Encontrando os minimalistas e ao mesmo tempo impondo um desvio para o terreno da escultura, o lugar dos Balanços não é crucial para Mourão. Eles têm compromisso com o diálogo; são lúdicos ao mesmo tempo em que impõem a constante do afeto. Se nos minimalistas, a produção tende a ser fechada em si mesma, impossibilitando um diálogo com o público, a não ser quando se coloca como ameaça ou obstrução, Balanços se projeta como território de passagens, incorporando tudo a sua volta. São esculturas-pele, na melhor tradição que convencionou chamar os neoconcretos de artistas dotados de uma geometria sensível. Trabalhando com o ferro, Mourão expõe esse corpo-escultura ao tempo. A decomposição dessa matéria transmite ao trabalho do artista uma passagem quase que invisível: ao se decompor, o ferro nos chama a atenção para o nosso próprio estado precário de existência. São essas ferrugens/pele envelhecida/rugas que dão aos Balanços, mais uma vez, um caráter permanente de ligação com o mundo. Mourão aplica a mobilidade a algo que pareceria estático. Balanços gera ambiguidade: como obra isolada e estática, emana outra possibilidade de existência e compreensão de seu estado enquanto força poética (o repouso de suas pesadas estruturas em perfeito equilíbrio e a diversidade e qualidade com que trata a relação com o tempo mesma numa falta de ação estão entre as contribuições dessa série para um pensamento recente sobre o lugar da escultura no Brasil), ao mesmo tempo em que anuncia combinações e deslocamentos, articulando unidades provisórias que estão na esfera da relatividade.

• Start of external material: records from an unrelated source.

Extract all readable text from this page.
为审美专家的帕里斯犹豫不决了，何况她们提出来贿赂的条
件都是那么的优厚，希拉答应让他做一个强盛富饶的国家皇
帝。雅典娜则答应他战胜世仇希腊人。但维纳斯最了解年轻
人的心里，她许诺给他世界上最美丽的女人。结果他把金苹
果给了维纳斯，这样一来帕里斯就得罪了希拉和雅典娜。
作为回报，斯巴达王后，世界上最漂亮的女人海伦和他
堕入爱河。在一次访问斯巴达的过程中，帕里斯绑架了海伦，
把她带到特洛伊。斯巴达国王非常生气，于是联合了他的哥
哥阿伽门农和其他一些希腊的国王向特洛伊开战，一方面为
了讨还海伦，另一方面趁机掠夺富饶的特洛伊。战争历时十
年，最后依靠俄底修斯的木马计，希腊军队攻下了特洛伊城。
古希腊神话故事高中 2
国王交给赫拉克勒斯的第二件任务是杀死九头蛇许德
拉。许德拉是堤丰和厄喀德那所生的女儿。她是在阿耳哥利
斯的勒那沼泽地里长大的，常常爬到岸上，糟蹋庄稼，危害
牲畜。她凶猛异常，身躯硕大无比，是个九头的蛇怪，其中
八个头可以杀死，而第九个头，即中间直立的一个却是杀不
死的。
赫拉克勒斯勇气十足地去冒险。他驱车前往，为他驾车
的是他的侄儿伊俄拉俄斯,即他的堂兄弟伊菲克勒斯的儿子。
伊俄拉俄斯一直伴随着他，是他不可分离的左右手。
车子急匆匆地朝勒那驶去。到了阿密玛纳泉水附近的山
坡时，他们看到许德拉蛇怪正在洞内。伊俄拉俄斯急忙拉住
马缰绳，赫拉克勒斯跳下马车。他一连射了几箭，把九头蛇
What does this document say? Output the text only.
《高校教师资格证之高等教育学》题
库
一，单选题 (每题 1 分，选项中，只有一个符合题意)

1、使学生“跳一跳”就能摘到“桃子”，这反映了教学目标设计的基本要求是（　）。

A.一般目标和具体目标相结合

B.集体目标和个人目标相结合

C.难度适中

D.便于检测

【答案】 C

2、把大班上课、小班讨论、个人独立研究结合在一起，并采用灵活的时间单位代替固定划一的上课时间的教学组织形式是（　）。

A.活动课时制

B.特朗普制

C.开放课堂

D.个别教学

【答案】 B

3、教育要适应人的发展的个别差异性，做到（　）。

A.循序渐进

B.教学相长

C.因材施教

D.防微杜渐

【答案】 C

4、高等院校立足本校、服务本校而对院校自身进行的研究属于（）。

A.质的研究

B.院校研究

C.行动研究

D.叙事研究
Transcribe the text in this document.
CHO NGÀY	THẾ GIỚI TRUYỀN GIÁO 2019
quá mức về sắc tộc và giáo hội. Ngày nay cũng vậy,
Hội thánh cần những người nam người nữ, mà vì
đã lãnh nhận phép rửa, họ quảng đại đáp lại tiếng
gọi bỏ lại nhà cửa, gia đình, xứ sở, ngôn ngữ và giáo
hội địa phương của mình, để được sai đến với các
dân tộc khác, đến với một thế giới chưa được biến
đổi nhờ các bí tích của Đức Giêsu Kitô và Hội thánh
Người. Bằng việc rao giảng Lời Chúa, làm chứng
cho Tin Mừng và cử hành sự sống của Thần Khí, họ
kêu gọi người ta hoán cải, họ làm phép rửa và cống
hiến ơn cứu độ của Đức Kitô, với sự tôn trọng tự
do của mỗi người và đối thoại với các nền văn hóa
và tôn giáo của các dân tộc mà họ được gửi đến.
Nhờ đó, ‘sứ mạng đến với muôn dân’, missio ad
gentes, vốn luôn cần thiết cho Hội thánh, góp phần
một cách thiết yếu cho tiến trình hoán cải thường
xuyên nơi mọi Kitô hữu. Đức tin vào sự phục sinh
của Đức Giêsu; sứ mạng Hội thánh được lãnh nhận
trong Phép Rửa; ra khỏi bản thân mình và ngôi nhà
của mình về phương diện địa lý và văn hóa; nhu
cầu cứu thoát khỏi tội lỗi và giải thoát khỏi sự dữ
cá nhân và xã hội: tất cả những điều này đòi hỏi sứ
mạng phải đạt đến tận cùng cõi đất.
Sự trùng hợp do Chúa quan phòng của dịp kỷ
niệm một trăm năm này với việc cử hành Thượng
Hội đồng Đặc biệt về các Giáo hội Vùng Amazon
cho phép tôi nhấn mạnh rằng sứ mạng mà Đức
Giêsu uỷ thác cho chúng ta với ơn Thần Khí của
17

Voltando ao encontro entre os bailarinos e as obras de Mourão, foi marcante presenciar que enquanto nas esculturas neoconcretas a ausência de massa ou vazio é preenchido pelo ar, em Mourão a falta é dado essencial para o diálogo do corpo com a obra. Na qualidade de se configurar também como uma estrutura quase antropomórfica, o movimento pendular dessa série nos instiga a pensar que seu habitat passa a ser inclusive essa doação de mundo que o contato humano carrega em cada gesto ativador desse pêndulo. No embate entre escultura e homem, os cortes e vazios dos Balanços possibilitaram múltiplos contatos e apropriações pelos bailarinos, conferindo às peças uma sensualidade (em contraposição a própria sobriedade do ferro) e assumindo o corte como um traço estrutural, e não um adereço. Um corte certeiro, sem arrependimentos, mas múltiplo em sua capacidade de geração de sentidos e possibilidades fenomenológicas. Um corte, seco e sólido, que não deixa de possuir, no entanto, uma sensualidade, “ou pelo menos uma disposição de diálogo mais efetivo e afetivo com o mundo.”
Nessa exposição estamos diante de uma potência que apenas no ateliê do artista tomamos conhecimento: a reunião de vários trabalhos que se conectam e dialogam não mais em territórios autônomos mas em um campo ampliado que remete a uma sinfonia de formas, vibrações e tempos. A melhor notícia é que estamos apenas no início: Balanços torna-se diferente exatamente por ser repetitiva.